CCLF –  Qual o principal objetivo do projeto em criar esse encontro entre as meninas? 

 

meninas de diferentes comunidades quilombolas se reúnem em rodas de conversas, promovidas pelo projeto, para discutir sua situação escolar

Liz Ramos – O projeto Educação Escolar de Meninas Quilombolas de Mirandiba tem duas principais frente de atuação que têm foco na educação de qualidade, desenvolvendo a identidade quilombola e considerando as diretrizes da educação escolar quilombola. Uma ação chamamos de Mobilização Comunitária e a outra – que uma macroação – é advocacy. O advocacy é a defesa do direito à educação escolar, em que se tem como ponto de atuação a construção das diretrizes curriculares municipais de educação escolar quilombola. A  construção das diretrizes é um trabalho de envolvimento da comunidade no debate sobre o direito a uma educação específica para os quilombolas. Já a mobilização comunitária é parte da estratégia de envolvimento da comunidade,  entendendo que esse direito está relacionado aos direito humanos da comunidade como um todo. 

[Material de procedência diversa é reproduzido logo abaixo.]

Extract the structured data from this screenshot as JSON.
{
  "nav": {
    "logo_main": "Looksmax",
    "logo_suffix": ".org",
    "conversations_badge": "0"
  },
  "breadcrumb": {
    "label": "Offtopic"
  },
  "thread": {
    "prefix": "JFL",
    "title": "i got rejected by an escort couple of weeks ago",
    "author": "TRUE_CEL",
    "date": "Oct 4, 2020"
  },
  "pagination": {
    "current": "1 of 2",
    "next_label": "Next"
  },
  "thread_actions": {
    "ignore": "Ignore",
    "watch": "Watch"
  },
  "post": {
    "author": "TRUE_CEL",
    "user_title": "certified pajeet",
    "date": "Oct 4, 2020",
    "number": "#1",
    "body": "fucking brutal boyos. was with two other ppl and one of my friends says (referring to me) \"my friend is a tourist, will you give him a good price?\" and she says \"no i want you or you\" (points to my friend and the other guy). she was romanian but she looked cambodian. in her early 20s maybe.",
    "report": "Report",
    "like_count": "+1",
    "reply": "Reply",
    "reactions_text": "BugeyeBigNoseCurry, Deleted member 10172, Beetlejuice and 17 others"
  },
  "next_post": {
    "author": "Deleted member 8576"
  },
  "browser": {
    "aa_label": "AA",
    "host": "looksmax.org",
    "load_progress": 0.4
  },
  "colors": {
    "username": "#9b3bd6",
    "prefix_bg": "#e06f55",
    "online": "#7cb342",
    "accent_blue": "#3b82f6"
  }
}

As comunidades quilombolas em Pernambuco têm diversos problemas. Talvez o mais evidente seja a própria visibilidade sobre os direitos específicos que elas têm como ao território, à demarcação das terras. A maioria das comunidades já estão em um processo de reconhecimento, que começa com uma auto identificação. Primeiro, eles têm que se identificar como quilombola e, a partir disso,  é feito todo um processo que envolve a Função Cultural Palmares e o Incra [Instituto Nacional de Colonização e Reforma Agrária]. Algumas dessas comunidades têm escola. Entretanto, elas estão sendo fechadas ou nucleadas. O que percebemos em Mirandiba é que elas estão fechadas, então os alunos têm que ir para a cidade. Isso faz com que tenham uma dependência do transporte escolar. Desde o começo,  nós vemos isso como  um problema muito grande. Do ponto de vista das meninas,  a questão da falta de transporte as deixa mais vulneráveis em uma série de aspectos. Por exemplo, o transporte passa em uma certa estrada, mas elas moram longe, ou seja, as meninas têm que caminhar muito. As crianças da comunidades  como um todo saem muito cedo, bem antes da aula. , Às vezes,até antes das 6h da manhã. Mas a aula começa entre 7h ou 7h30, ou seja, só vão lanchar lá para as 10h. Há uma situação de vulnerabilidade e até fome mesmo, como toda criança que toma café antes de 6h e vai comer alguma coisa só depois das 9h30. Temos escutado relatos muito tristes da situação de transporte. Por exemplo, há comunidades que estão distante a 20km da escola, o transporte deixa na escola, mas lá quebra, com isso elas têm de voltar a pé. Além de ser um percurso muito longo, não é uma estrada fácil, é no meio do mato, por cima da pedra, no solo íngreme. Percebemos que há uma falta de compromisso ao próprio transporte. O município paga essa semana, ele passa essa semana andando normal, mas acaba a gasolina, o município não coloca mais, as crianças acabam faltando aula. São muitas situações que envolvem a questão do transporte, que seriam diminuídas se houvesse escolas na comunidades. 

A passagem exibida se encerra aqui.